For instance, I just listened to a debate between Stephen Wolfram and Yudkowsky in which the majority of the discussion circled around defining positions. I must say that in these four hours, Yudkowsky was able to get some major points across; however, most of the content was obscured by metaphors. Metaphors can be valuable, but when talking about AI safety, I think the most effective way of explaining the risk is to stick to the basics. In this specific podcast, there were a lot of anthropomorphic comparisons made between AGI/ASI and European settlers of America. I see the comparison - European settlers had goals that were incompatible with the Native Americans' existence (to some degree). They wanted "gold", and Native American casualties were a part of the path towards gold. However, when you already have concrete knock-down arguments, so to speak, with orthogonality and instrumental convergence, you should stick to this.

For my project, I have been working with group members who have not immersed themselves to the same extent as I have in the AI safety debate, and often, they use these anthropomorphic comparisons (and similar futuristic outlooks, e.g., nanobots) as points to dismiss the position people like Yudkowsky hold.
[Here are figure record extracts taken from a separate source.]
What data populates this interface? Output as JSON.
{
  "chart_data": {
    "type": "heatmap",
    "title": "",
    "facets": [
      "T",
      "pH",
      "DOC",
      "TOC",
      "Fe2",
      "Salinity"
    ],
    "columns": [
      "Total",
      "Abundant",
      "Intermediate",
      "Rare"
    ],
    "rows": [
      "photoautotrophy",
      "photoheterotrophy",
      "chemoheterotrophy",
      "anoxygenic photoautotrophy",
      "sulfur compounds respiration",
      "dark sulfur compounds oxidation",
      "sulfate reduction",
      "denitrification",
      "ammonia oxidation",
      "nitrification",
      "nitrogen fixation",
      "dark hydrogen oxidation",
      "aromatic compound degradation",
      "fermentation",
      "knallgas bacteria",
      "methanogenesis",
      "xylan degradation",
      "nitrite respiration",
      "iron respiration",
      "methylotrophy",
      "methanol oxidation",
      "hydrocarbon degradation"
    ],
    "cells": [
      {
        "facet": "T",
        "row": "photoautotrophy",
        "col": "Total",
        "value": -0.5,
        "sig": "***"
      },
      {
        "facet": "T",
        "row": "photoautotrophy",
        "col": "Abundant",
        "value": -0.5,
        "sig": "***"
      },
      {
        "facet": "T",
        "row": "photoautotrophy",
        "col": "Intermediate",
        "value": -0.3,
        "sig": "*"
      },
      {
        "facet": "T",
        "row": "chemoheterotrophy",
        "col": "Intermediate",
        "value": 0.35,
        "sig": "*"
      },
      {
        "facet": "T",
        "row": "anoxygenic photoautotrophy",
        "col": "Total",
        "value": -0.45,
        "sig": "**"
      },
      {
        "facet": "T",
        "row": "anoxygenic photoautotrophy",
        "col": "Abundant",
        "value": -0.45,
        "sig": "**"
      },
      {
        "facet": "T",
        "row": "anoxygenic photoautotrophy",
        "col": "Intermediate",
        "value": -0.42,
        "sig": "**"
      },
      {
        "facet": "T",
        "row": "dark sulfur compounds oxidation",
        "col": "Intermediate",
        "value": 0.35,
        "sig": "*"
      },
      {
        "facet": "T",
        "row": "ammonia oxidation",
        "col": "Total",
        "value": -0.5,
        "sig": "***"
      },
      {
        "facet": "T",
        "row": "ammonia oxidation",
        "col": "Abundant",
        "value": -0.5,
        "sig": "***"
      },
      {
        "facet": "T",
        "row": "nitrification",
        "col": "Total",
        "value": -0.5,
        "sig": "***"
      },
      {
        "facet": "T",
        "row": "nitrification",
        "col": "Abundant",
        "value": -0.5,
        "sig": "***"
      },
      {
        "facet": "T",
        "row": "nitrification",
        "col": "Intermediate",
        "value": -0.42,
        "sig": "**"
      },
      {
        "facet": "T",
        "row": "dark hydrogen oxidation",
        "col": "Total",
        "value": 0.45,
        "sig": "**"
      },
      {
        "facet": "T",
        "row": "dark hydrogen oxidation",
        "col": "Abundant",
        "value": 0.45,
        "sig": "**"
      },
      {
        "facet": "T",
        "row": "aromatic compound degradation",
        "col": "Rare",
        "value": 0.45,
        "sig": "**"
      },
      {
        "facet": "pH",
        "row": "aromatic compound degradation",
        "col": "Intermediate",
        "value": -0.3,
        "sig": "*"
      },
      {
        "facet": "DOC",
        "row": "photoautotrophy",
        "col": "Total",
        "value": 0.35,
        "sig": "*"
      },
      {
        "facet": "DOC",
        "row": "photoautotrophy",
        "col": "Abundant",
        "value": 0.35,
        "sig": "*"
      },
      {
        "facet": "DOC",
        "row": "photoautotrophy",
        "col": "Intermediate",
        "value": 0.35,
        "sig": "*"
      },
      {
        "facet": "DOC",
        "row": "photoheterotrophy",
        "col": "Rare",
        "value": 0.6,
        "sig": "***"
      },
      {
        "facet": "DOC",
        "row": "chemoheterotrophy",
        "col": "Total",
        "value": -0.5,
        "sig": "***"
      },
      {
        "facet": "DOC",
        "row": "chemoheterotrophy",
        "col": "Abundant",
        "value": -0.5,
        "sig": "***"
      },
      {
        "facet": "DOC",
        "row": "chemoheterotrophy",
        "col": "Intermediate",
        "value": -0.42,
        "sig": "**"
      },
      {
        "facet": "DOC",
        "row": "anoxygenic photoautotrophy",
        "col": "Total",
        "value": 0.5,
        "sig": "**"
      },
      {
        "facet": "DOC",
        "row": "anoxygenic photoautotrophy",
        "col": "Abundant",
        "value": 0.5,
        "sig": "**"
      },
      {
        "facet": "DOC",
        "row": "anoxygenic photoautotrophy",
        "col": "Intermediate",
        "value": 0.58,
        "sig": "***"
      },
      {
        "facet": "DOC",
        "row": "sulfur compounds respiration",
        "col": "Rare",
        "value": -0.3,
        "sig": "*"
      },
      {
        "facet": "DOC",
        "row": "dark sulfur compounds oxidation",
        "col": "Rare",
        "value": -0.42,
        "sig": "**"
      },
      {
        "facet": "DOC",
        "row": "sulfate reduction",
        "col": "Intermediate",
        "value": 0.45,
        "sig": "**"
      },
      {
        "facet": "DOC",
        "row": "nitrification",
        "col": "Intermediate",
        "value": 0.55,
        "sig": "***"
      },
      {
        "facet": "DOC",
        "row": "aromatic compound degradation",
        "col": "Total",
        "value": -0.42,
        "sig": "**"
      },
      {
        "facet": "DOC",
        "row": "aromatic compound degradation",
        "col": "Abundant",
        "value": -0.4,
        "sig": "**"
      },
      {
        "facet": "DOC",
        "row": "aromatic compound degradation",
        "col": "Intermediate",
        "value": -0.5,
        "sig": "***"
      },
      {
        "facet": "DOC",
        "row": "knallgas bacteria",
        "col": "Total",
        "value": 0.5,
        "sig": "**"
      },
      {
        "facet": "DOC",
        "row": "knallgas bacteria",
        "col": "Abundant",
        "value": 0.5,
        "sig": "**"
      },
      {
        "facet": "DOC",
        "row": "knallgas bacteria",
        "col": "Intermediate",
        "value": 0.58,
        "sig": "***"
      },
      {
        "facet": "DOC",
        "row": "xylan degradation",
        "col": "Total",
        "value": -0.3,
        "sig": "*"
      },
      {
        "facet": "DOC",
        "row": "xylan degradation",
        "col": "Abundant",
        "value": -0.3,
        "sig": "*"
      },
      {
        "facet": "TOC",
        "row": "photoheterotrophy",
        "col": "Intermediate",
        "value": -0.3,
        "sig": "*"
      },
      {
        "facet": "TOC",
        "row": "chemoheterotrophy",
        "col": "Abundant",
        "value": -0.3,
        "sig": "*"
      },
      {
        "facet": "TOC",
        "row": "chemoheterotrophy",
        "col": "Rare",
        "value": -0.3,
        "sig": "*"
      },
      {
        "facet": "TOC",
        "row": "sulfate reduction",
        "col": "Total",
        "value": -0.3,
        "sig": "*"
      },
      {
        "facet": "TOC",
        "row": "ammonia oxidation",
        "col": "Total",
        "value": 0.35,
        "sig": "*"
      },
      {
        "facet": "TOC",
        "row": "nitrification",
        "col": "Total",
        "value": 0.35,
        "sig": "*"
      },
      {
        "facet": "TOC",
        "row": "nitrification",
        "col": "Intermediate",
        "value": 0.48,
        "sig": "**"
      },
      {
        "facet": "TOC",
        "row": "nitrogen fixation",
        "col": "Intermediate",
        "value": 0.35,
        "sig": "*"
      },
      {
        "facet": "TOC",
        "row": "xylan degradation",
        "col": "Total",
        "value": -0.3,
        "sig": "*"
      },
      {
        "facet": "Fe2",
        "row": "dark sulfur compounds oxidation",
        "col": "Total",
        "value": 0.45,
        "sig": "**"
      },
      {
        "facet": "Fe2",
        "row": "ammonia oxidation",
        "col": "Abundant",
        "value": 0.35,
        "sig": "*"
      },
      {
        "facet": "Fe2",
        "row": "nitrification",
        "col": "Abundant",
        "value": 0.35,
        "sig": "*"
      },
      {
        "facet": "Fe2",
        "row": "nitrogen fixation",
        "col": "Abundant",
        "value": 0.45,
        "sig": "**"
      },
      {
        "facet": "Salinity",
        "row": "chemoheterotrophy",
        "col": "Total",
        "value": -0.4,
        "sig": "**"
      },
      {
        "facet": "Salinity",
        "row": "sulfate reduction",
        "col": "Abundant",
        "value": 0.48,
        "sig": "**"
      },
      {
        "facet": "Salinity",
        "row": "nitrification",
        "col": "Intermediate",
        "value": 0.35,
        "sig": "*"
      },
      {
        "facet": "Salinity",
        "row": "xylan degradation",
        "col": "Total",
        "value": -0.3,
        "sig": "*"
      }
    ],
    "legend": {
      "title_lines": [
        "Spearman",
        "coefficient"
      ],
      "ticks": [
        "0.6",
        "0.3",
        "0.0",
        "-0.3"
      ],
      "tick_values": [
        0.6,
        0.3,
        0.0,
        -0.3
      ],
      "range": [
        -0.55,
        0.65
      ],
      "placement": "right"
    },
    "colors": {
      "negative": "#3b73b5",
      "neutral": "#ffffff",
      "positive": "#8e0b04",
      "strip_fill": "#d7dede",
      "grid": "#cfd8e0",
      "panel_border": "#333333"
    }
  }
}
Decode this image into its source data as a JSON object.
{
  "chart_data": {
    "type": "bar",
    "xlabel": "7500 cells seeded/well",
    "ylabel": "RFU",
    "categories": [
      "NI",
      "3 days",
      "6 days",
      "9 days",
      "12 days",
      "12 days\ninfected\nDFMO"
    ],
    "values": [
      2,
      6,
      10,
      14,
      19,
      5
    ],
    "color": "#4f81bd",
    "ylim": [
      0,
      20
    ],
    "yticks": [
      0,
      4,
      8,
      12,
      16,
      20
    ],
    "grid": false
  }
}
I think this is uncharitable; however, it seems to be a reality. A goal of communicating risks associated with developing AI systems should be to spread attention AND convince them that this is worth their time thinking about.

To finish off, I have to say that Eliezer Yudkowsky has made invaluable contributions to the AI safety discussion, and that I am grateful for his work. Without him, it would probably not be on my mind. However, communicating these ideas should be simpler. Abstract scenarios should not be the gold standard. The space of possible risk scenarios is nearly endless, and trying to represent this space by presenting abstract examples like nanobot-doom or paperclip maximisers does not convince people, as they are not able to emotionally attach themselves to these scenarios.

The discussion should shift towards the concrete, not the abstract, to convince newcomers.